Par conséquent, l’Italie entre désormais dans une nouvelle phase : la composition du 65ème gouvernement. Le 13 octobre, les Chambres vont se réunir en formation plénière afin d’élire les présidents de la Chambre des députés et du Sénat. Les présidents désignés, les parlementaires doivent déclarer à quel groupe ils veulent être apparentés. Cette phase parlementaire close, le Président Mattarella commencera les consultations avec les différents leaders des groupes politiques en vue de la désignation du prochain Président du Conseil, conformément à l’article 92 de la Constitution. Il devrait ensuite recevoir les Présidents des Chambres parlementaires pour recueillir leur avis sur les premières discussions avant de relancer une seconde phase de consultation. Généralement, le Président appelle le premier nom désigné par les leaders politiques pour lui confier la fonction de Président du conseil qu’il accepte « sous réserve ». Ce dernier entreprend alors des discussions avec les différents partis pour savoir s’il peut parvenir à former un nouveau gouvernement. Si l’issue de ces échanges est positive, il retourne au Palais présidentiel pour lever la réserve et donne la liste des ministres au chef de l’État afin qu’il les nomme par décret. La nouvelle équipe gouvernementale se voit ensuite réunie dans le salon du Palais présidentiel pour prêter Serment. C’est enfin dix jours plus tard que le nouveau gouvernement doit se présenter devant les deux Chambres pour obtenir leur confiance (article 94 de la Constitution). 

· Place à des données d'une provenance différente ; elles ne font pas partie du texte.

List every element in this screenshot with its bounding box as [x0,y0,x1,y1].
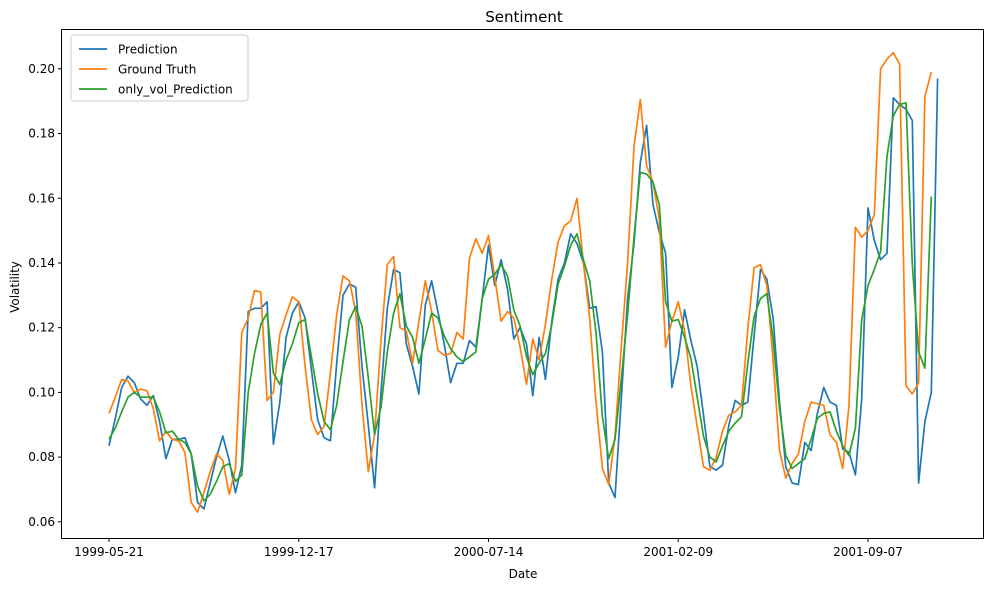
series-line-prediction [108,78,939,510]
legend-label-only-vol-prediction: only_vol_Prediction [118,83,233,97]
x-tick-label: 1999-12-17 [264,545,334,559]
legend-label-ground-truth: Ground Truth [118,63,196,77]
x-tick-label: 2001-09-07 [833,545,903,559]
x-tick-label: 1999-05-21 [74,545,144,559]
series-line-ground-truth [108,51,933,513]
y-tick-label: 0.08 [28,450,55,464]
plot-frame [61,29,984,539]
legend: Prediction Ground Truth only_vol_Predictio… [70,34,249,102]
x-tick-label: 2001-02-09 [643,545,713,559]
y-tick-label: 0.12 [28,321,55,335]
y-tick-label: 0.06 [28,515,55,529]
y-tick-label: 0.10 [28,385,55,399]
y-tick-label: 0.18 [28,127,55,141]
y-tick-label: 0.20 [28,62,55,76]
y-axis-label: Volatility [8,261,22,313]
legend-label-prediction: Prediction [118,43,178,57]
series-line-only-vol-prediction [108,101,933,502]
x-axis-label: Date [509,567,538,581]
chart-title: Sentiment [485,8,563,26]
x-tick-label: 2000-07-14 [454,545,524,559]
plot-area [108,51,939,513]
y-tick-label: 0.16 [28,191,55,205]
legend-box [70,34,249,102]
y-tick-label: 0.14 [28,256,55,270]
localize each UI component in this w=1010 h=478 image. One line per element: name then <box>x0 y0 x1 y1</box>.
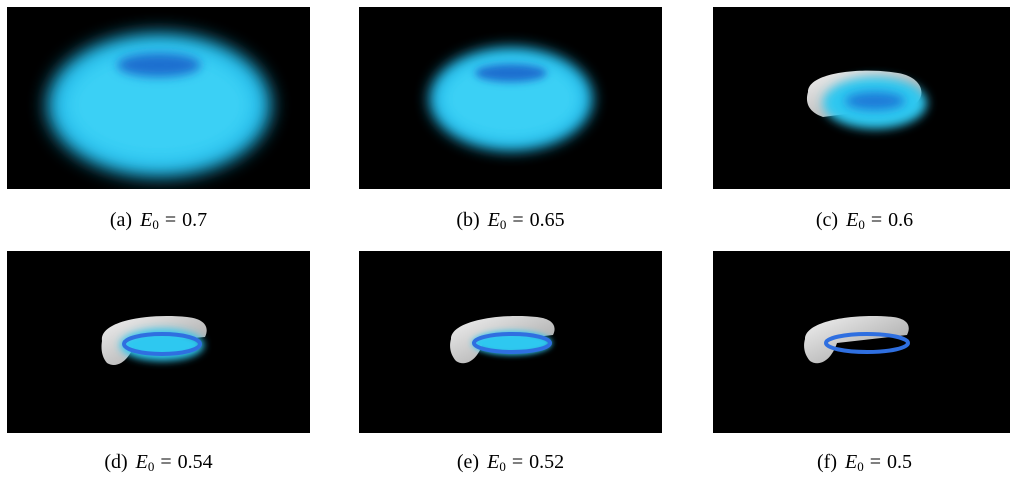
torus-render-d <box>7 251 310 433</box>
caption-e: (e) E0 = 0.52 <box>456 451 565 474</box>
caption-f: (f) E0 = 0.5 <box>817 451 912 474</box>
caption-a: (a) E0 = 0.7 <box>109 209 208 232</box>
caption-d: (d) E0 = 0.54 <box>104 451 213 474</box>
caption-c: (c) E0 = 0.6 <box>815 209 914 232</box>
caption-b: (b) E0 = 0.65 <box>456 209 565 232</box>
torus-render-e <box>359 251 662 433</box>
torus-render-b <box>359 7 662 189</box>
torus-render-f <box>713 251 1010 433</box>
torus-render-c <box>713 7 1010 189</box>
torus-render-a <box>7 7 310 189</box>
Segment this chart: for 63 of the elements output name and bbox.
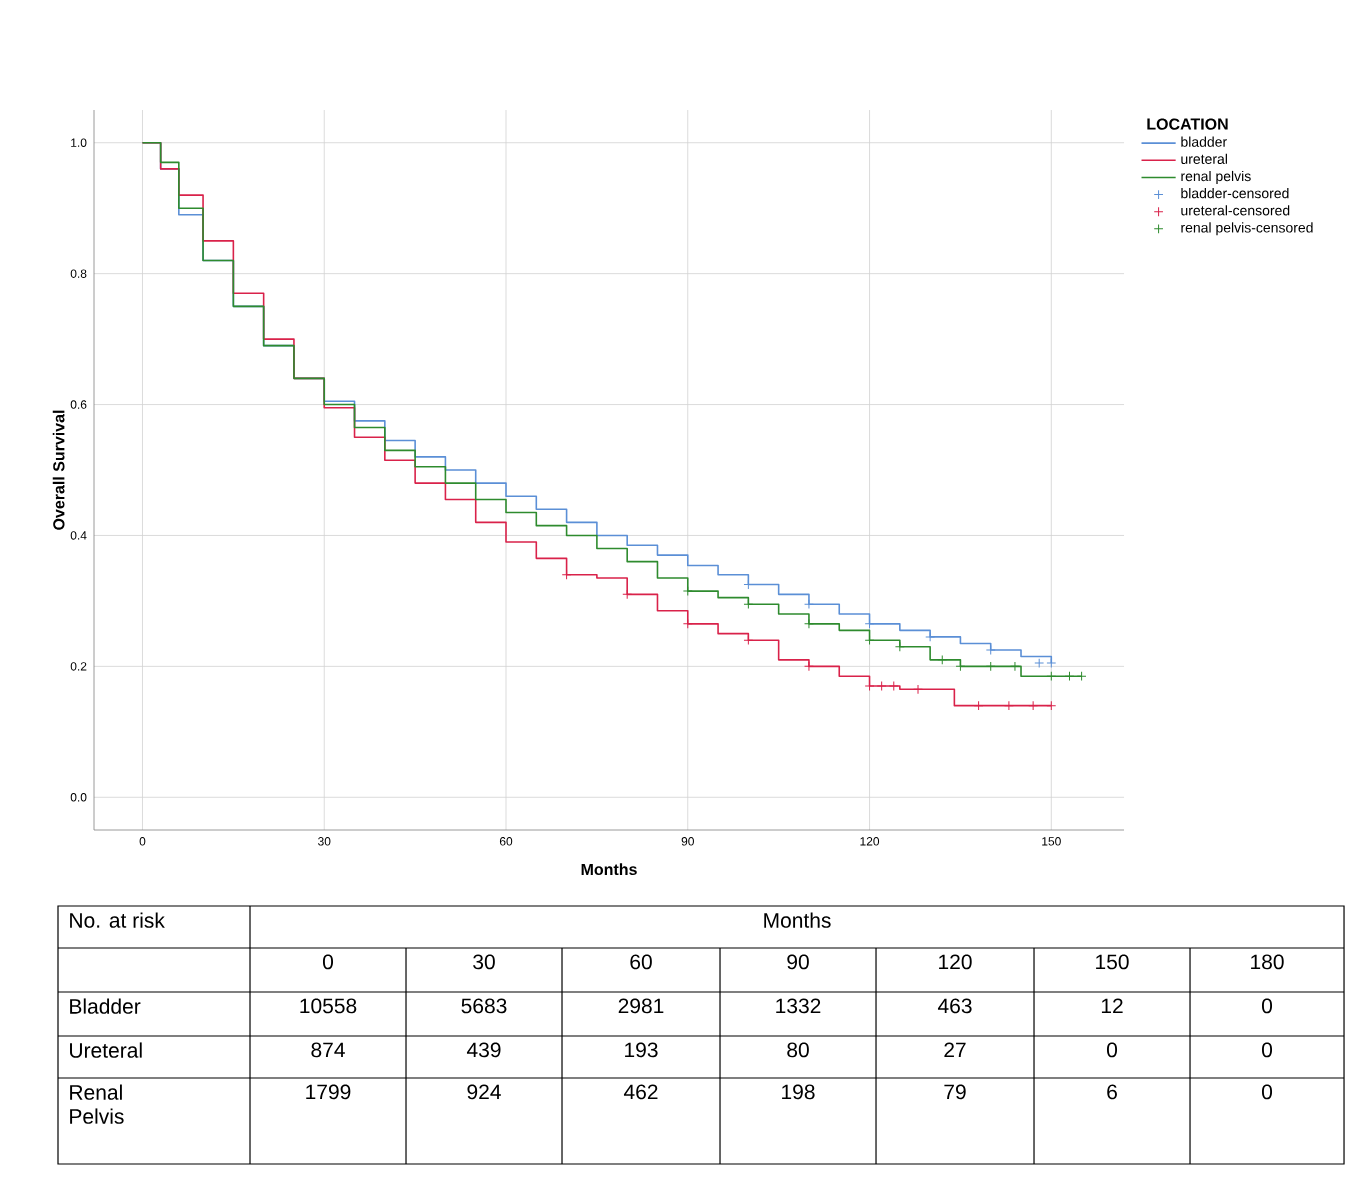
text: 120 bbox=[939, 954, 972, 970]
text: 463 bbox=[937, 998, 972, 1014]
text: 60 bbox=[630, 954, 652, 970]
text: 0 bbox=[1107, 1042, 1118, 1058]
point bbox=[682, 618, 693, 629]
point bbox=[973, 700, 984, 711]
point bbox=[955, 661, 966, 672]
text: No. at risk bbox=[70, 912, 165, 928]
point bbox=[743, 635, 754, 646]
point bbox=[913, 684, 923, 695]
text: 0 bbox=[1262, 998, 1273, 1014]
text: 1799 bbox=[306, 1084, 351, 1100]
point bbox=[1064, 671, 1075, 682]
text: 874 bbox=[311, 1042, 345, 1058]
point bbox=[888, 681, 899, 691]
point bbox=[1046, 671, 1057, 682]
text: 27 bbox=[944, 1042, 966, 1058]
text: Renal Pelvis bbox=[70, 1084, 124, 1124]
point bbox=[876, 681, 887, 691]
point bbox=[743, 599, 754, 610]
point bbox=[804, 661, 814, 672]
point bbox=[804, 618, 814, 629]
point bbox=[804, 599, 814, 610]
point bbox=[1003, 700, 1014, 711]
point bbox=[1028, 700, 1039, 711]
text: 79 bbox=[944, 1084, 966, 1100]
text: 0 bbox=[322, 954, 334, 970]
y-axis-title: Overall Survival bbox=[52, 410, 65, 530]
point bbox=[894, 641, 905, 652]
point bbox=[864, 681, 875, 691]
text: 10558 bbox=[300, 998, 357, 1014]
text: 462 bbox=[623, 1084, 658, 1100]
text: 924 bbox=[467, 1084, 501, 1100]
point bbox=[985, 661, 996, 672]
text: 2981 bbox=[618, 998, 664, 1014]
point bbox=[682, 586, 693, 596]
text: 5683 bbox=[461, 998, 507, 1014]
text: 180 bbox=[1251, 954, 1284, 970]
text: 80 bbox=[787, 1042, 809, 1058]
text: Months bbox=[764, 912, 831, 928]
text: 90 bbox=[787, 954, 809, 970]
point bbox=[1010, 661, 1020, 672]
text: Bladder bbox=[70, 998, 141, 1014]
text: 0 bbox=[1262, 1042, 1273, 1058]
point bbox=[1034, 658, 1045, 668]
point bbox=[561, 569, 572, 580]
point bbox=[925, 632, 936, 642]
text: 439 bbox=[466, 1042, 501, 1058]
text: 0 bbox=[1262, 1084, 1273, 1100]
text: 6 bbox=[1107, 1084, 1117, 1100]
text: Ureteral bbox=[70, 1042, 142, 1058]
text: 150 bbox=[1096, 954, 1129, 970]
text: 198 bbox=[782, 1084, 815, 1100]
point bbox=[985, 645, 996, 655]
text: 30 bbox=[473, 954, 495, 970]
x-axis-title: Months bbox=[581, 863, 637, 876]
point bbox=[937, 654, 948, 665]
text: 12 bbox=[1101, 998, 1123, 1014]
text: 193 bbox=[625, 1042, 658, 1058]
point bbox=[622, 589, 633, 600]
text: 1332 bbox=[776, 998, 821, 1014]
legend-title: LOCATION bbox=[1147, 118, 1228, 130]
point bbox=[864, 635, 875, 646]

Si à ce stade, Giorgia Meloni est présentée comme la future Présidente du Conseil, cette désignation n’est pas assurée car elle n’est encadrée par aucune règle formelle en dehors de celles qui encadrent la procédure. Elle est laissée aux discussions entre des leaders politiques, menées sous l’impulsion d’un président de la République qui a su démontrer qu’il sait être un arbitre conservant une certaine neutralité mais un arbitre conscient de la force des moyens que la Constitution lui donne pour influencer certaines compositions gouvernementales (en 2018 par exemple).

Ces élections ont déjà illustré leur singularité à plusieurs endroits. Nous verrons si le délai de formation du nouveau gouvernement le confirme en étant nommé en moins de 19 jours (comme ce fut le cas pour celui de S. Berlusconi en 2001) ou après plus de trois mois de tractation (gouvernement Conté 1 en 2018).